The general idea is that as more people deal with data in their every day work, they often wind up using the wrong tools, like Excel, which isn’t built around understanding data. Options beyond Excel are so over-built—Enterprise licenses, complex installation, writing code—that there’s an enormous amount of work to do before you can actually see what’s in the data. Which, of course, completely misses the point of collecting the data in the first place.
(From launch post on Mastodon )
posted by graphweaver at 8:48 PM on September 18


Not exactly sure - but maybe check out Steampipe and/or Turbot Pipes
posted by TimHare at 9:02 PM on September 18


When I want to do things like that, I usually copy the table using CopyTables (Firefox extention) and paste stuff into Grist - I use the locally-hosted self-managed open source version. No AI there, but Grist has a ton of nifty templates, and just copying data and pasting it into something database-spreadsheet-esque is a nice start.

Hope that's helpful!
posted by kristi at 10:13 PM on September 18


This is a bit tangent to your question, but Open Refine is a tool for aligning messy data.
posted by adamrice at 5:33 AM on September 19


I have used ChatGPT 4 and more recent versions for this exact task (if I understand correctly, you want to take a screenshot of columnar data and feed it into some tool that will turn it into CSV for you). I agree with others that there's no specific reason that you should fear using AI for this, aside from the fact that as with any tool you should be engaging in some kind of QA process to ensure the results are coming out as you expect them to. In terms of privacy, you should consider any inputs you feed to a publicly hosted LLM to be insecure, but you said these are data you're getting from other people's websites, so the concern is less clear to me.
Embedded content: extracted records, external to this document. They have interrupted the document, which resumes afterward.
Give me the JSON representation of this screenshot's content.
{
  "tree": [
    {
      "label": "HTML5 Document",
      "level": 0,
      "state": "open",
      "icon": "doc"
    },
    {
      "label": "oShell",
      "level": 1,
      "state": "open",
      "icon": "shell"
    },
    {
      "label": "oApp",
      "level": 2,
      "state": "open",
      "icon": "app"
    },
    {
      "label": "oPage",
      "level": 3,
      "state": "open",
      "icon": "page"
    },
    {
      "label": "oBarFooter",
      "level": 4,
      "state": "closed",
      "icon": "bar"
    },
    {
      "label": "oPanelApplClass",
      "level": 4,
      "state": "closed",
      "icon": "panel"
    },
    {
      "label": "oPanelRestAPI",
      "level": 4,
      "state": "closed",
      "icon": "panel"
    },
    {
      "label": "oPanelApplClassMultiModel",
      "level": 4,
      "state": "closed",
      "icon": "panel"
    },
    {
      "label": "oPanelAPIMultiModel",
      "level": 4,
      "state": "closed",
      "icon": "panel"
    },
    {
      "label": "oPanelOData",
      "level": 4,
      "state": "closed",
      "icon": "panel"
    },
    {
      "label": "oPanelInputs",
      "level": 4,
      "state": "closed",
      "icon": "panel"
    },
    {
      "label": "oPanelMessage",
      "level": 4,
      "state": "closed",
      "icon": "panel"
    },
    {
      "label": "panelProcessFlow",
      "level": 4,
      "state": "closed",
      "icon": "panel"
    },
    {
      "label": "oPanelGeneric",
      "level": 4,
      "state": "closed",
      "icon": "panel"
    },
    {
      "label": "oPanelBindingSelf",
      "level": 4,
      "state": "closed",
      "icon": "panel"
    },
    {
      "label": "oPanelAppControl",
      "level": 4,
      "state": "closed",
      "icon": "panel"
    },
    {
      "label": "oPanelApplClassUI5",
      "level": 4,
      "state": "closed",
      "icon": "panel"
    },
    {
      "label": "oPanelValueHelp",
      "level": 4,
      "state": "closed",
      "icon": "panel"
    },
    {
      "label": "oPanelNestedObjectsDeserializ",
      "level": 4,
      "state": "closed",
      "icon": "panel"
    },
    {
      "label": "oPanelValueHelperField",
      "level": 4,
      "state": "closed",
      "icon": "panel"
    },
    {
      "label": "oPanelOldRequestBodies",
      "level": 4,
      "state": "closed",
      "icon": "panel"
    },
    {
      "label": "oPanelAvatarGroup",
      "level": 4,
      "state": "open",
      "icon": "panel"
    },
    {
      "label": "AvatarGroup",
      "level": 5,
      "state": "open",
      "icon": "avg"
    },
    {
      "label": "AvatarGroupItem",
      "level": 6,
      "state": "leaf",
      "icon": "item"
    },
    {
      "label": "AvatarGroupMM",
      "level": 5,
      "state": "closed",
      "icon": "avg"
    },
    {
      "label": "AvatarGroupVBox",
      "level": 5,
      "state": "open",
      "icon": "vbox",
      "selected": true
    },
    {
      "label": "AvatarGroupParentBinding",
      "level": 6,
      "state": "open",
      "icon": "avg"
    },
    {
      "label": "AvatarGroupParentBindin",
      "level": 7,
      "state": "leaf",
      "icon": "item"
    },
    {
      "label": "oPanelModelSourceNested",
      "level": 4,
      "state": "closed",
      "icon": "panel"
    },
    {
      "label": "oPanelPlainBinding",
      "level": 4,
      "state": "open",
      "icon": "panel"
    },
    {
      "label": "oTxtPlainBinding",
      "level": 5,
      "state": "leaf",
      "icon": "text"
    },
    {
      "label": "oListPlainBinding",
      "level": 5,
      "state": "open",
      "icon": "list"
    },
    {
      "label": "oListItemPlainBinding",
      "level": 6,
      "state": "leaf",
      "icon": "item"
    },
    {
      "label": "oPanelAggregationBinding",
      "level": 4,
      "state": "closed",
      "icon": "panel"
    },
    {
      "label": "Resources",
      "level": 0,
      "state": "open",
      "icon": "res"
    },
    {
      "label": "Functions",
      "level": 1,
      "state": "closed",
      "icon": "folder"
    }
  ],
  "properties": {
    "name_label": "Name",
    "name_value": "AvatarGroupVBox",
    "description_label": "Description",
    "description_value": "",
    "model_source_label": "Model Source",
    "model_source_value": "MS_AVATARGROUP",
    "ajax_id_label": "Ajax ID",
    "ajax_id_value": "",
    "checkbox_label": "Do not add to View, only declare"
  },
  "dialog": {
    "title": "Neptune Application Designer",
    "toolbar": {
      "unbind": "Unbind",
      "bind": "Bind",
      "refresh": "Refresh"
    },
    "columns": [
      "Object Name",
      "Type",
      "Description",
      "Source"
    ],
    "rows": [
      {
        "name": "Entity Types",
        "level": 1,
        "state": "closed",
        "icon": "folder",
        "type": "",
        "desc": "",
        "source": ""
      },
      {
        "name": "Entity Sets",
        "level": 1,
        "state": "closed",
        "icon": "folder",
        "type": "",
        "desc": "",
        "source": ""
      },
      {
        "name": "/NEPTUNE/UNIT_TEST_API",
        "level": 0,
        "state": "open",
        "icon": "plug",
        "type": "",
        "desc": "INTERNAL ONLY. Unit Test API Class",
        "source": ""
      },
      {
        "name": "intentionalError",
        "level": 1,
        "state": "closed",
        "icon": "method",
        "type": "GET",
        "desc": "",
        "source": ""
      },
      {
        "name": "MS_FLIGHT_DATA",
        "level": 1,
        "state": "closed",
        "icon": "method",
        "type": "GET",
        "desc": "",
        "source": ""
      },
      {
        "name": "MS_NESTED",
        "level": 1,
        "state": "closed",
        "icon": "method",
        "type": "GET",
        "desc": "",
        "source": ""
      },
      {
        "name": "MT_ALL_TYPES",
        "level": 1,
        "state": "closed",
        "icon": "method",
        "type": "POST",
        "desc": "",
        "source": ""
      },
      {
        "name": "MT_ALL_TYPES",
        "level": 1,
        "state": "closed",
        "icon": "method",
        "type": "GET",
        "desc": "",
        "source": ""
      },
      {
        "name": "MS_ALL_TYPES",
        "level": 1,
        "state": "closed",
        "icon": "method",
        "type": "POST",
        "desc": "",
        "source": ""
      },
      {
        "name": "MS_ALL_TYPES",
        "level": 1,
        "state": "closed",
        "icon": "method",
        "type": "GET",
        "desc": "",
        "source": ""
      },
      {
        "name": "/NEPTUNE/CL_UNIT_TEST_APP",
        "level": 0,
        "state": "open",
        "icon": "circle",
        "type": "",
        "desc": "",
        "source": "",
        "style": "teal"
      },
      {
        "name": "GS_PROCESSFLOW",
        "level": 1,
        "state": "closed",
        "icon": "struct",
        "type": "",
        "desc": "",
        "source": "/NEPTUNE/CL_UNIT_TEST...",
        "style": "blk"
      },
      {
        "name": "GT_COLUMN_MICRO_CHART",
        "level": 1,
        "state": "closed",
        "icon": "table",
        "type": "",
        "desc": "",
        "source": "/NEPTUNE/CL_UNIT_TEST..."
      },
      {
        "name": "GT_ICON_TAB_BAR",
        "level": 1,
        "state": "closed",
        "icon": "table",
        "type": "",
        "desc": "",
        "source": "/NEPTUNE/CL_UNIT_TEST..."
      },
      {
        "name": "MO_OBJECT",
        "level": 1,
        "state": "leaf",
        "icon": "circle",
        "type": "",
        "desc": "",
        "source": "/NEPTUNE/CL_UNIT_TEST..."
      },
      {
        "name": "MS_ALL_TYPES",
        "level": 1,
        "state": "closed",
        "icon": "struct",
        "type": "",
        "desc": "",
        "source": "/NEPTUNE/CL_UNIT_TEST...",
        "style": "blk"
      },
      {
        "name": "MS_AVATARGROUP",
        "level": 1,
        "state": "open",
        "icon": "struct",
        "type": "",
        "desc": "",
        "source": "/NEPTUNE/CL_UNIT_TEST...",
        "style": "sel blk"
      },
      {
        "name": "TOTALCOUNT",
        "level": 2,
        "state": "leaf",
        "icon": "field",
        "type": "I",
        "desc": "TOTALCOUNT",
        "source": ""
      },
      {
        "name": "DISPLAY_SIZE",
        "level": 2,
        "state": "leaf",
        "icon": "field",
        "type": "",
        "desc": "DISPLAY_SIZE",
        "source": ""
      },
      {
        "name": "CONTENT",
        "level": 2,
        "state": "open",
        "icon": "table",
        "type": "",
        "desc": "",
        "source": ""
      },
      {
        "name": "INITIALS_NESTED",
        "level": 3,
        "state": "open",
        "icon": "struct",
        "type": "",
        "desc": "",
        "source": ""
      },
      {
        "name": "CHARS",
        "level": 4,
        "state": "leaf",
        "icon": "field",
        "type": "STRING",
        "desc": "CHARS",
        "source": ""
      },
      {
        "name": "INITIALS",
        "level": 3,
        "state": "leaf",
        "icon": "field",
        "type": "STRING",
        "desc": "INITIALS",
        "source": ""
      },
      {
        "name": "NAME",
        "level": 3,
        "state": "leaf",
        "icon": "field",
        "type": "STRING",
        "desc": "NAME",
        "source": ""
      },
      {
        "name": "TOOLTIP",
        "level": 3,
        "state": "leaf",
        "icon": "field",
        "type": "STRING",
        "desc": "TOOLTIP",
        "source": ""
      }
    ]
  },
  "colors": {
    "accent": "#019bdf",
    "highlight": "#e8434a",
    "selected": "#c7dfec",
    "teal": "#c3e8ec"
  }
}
Modern websites are generally not amenable to being "scraped," which is the term of art for using a 3rd party tool to extract data as you describe, and therefore put up a lot of technical roadblocks to doing so (in addition to making it a violation of terms of service, if you are accessing the content through a login). In many ways, there was a time probably 10-15 years ago when it was technically much easier to automate what you're interested in doing, but I digress.